En effet, le gouvernement veut désormais lutter contre les «actes terroristes et autres actes d’appui». Selon lui, «constituent des actes terroristes punis de la réclusion criminelle à perpétuité, lorsqu’ils sont commis intentionnellement en relation avec une entreprise individuelle ou collective ayant pour but d’intimider une population, de troubler gravement l’ordre public ou le fonctionnement normal des institutions nationales ou internationales, de contraindre un gouvernement ou une organisation internationale à accomplir ou à s’abstenir d’accomplir un acte quelconque la terreur, les attentats et complots, les crimes commis par la participation à un mouvement insurrectionnel, les violences et voies de fait commis contre les personnes et les destructions ou dégradations commises lors d’un rassemblement, les enlèvements et séquestrations, les menaces, les infractions liées aux technologies de l’information et de la communication.

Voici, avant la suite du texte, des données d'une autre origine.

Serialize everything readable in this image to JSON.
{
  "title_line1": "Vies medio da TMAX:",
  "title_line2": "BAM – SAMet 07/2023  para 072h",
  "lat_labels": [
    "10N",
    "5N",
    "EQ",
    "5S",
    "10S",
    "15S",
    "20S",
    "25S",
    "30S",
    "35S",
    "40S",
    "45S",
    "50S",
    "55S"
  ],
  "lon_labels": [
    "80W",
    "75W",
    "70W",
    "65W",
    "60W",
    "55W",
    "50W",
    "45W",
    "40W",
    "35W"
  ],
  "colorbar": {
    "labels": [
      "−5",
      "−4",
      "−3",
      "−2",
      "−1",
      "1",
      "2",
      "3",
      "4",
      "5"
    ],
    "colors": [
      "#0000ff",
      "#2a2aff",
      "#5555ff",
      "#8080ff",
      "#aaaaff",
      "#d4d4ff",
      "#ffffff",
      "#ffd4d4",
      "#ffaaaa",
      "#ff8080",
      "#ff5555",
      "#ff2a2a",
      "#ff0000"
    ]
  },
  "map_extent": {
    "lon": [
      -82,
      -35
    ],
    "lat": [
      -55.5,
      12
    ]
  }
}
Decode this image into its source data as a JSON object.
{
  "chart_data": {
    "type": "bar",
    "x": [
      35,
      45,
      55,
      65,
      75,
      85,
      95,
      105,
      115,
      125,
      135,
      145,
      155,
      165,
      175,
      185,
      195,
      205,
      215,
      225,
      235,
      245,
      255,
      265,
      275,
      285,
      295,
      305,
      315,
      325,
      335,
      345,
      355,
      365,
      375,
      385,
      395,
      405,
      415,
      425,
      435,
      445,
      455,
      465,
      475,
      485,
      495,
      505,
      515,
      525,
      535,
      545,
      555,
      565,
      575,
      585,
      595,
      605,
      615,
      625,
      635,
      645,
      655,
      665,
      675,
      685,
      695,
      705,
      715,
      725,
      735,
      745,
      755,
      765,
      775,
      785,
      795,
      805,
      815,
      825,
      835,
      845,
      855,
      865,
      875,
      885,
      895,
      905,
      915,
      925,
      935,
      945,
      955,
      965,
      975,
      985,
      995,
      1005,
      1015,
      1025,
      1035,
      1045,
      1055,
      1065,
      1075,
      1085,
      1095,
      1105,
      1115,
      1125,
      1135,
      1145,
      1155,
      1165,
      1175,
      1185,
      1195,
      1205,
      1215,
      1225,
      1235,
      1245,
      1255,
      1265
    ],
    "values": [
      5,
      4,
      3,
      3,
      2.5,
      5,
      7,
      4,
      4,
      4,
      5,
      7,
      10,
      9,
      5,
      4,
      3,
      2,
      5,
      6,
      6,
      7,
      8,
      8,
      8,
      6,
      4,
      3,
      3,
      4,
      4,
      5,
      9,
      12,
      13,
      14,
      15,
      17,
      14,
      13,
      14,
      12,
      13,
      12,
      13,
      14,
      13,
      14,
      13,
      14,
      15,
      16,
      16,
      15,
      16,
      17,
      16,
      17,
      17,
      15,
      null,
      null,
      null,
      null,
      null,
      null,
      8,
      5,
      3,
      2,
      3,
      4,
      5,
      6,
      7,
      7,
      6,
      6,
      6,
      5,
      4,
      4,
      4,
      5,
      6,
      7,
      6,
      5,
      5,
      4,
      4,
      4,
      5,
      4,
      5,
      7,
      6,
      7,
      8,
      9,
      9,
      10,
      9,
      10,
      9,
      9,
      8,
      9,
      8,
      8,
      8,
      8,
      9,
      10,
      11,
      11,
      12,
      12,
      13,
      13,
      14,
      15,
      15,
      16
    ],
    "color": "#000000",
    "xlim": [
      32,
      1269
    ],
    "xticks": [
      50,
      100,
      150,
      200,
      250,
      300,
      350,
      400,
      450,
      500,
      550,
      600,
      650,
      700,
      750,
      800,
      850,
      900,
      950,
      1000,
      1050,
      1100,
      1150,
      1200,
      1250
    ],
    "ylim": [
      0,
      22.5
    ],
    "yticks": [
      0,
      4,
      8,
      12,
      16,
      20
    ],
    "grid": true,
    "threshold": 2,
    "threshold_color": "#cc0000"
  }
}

Sur les sanctions, le projet de loi informe qu’est puni d’un emprisonnement d’un à cinq ans et d’une amende de 500 000 à 2 000 000 F CFA, celui qui fait l’apologie des actes visés. Il s’agit de toute personne qui recrute une autre personne pour faire partie d’un groupe ou pour participer à la commission d’un acte terroriste, est punie de la réclusion criminelle à perpétuité, toute personne qui fournit ou propose de fournir des armes à un groupe, à un membre d’un groupe ou à toute autre personne pour sa participation à la commission d’un acte terroriste, est punie de la réclusion criminelle à perpétuité. Ou encore, toute personne qui, en dehors des infractions prévues par la législation en vigueur à la lutte contre le blanchiment de capitaux et le financement du terrorisme, fournit un appui à un groupe, à un membre d’un groupe ou à toute autre personne, pour sa participation à la commission d’un acte terroriste, est punie de la réclusion criminelle à perpétuité.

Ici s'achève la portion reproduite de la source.